Hey, I’m not arguing that it shouldn’t be regulated. I’m pointing out that CO2 skeptics simply discount the possibility that it has an impact on climate that warrants calling it a pollutant. If it’s not responsible for global warming, then it’s no worse than steam from a teapot. Or something like that. Should such skeptics be interpreting law, well then…

Without even attempting to choose who decided to do what and for what reasons here, let me point out that there’s a consistent effort on the part of much of the press and many other self-appointed pundits/bloggers to characterize the actions of the SCOTUS justices on the Left/Right political spectrum. While it’s arguable that there is sometimes some validity to this, the motivating factors for the justices are often definable on quite different criteria. I have several times made the argument why Goodridgewas moderate judicial self-restraint on the part of the Mass. SJC, despite its radical effects. And one would have never to have read any of the ongoing arguments here in GD about original intent, textualism, and “living Constitution” standards for interpretation, to wave the “but Scalia’s a conservative/Stevens is a liberal” flag. Now, in deciding what cases to cover, SCOTUS is quite alive to the public sense of concern and to the political ramifications. But when it actually rules, it will (usually) apply quite different standards. Technically, it would take a “living Constitutionalist” or a particularly venal, politically-motivated textualist or originalist to find DOMA constitutional, if the Supremes ever accepted a case for review that required deciding that question. Which means that it’s highly likely that a cross-section of justices is sedulously avoiding accepting such cases.

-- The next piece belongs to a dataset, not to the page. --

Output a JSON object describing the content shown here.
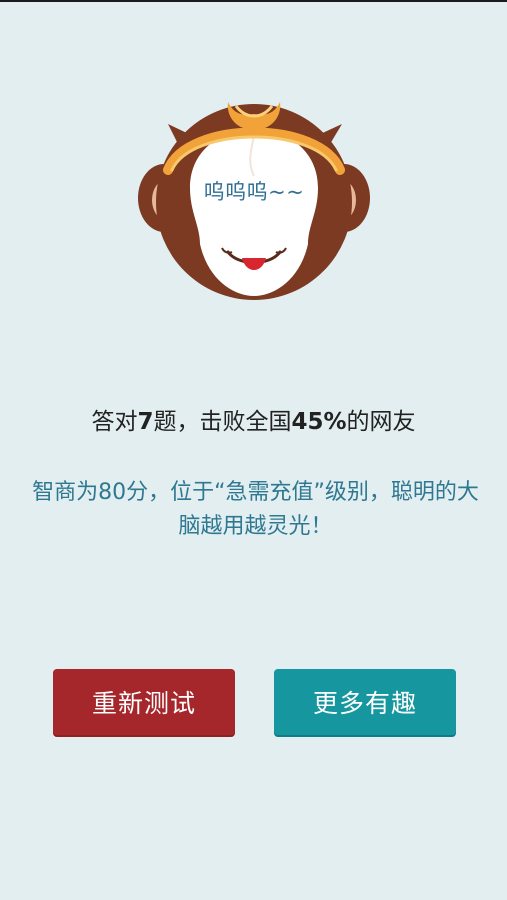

As Oakminster observes, the present SCOTUS makeup is quite deferential to the “political branches.” Unless it can be shown by law that the EPA is required to regulate the greenhouse effects of CO2 and has refused to do its legally mandated duty when it was quite capable of doing so, in terms of funding and regulatory power, the Court (or a majority, anyways) is inclined to defer to EPA’s own understanding of its powers, limits, and discretion in discretionary cases. And, whatever the political motivation for reviewing the issue may be, the decision will be founded on judicial self-restraint.

I dunno. All those 5-4 decisions which, by some astonishing coincidence that repeats itself ad infinitum, fall on what one might call “party lines”, lead me to suspect that if interpretation isn’t rather obvious, something must tip the scales. That something, of course, can always be explicitly rationalized in terms of language and precendent, however abstruse such efforts may be, but the odd conincidences still are there. In this particular case, interpretation may well be obvious, and it’s simply the fault of lower courts for muddying the waters (and what would cause such discord, I wonder?) and having the case be heard by the SCOTUS at all. In other cases, not so much.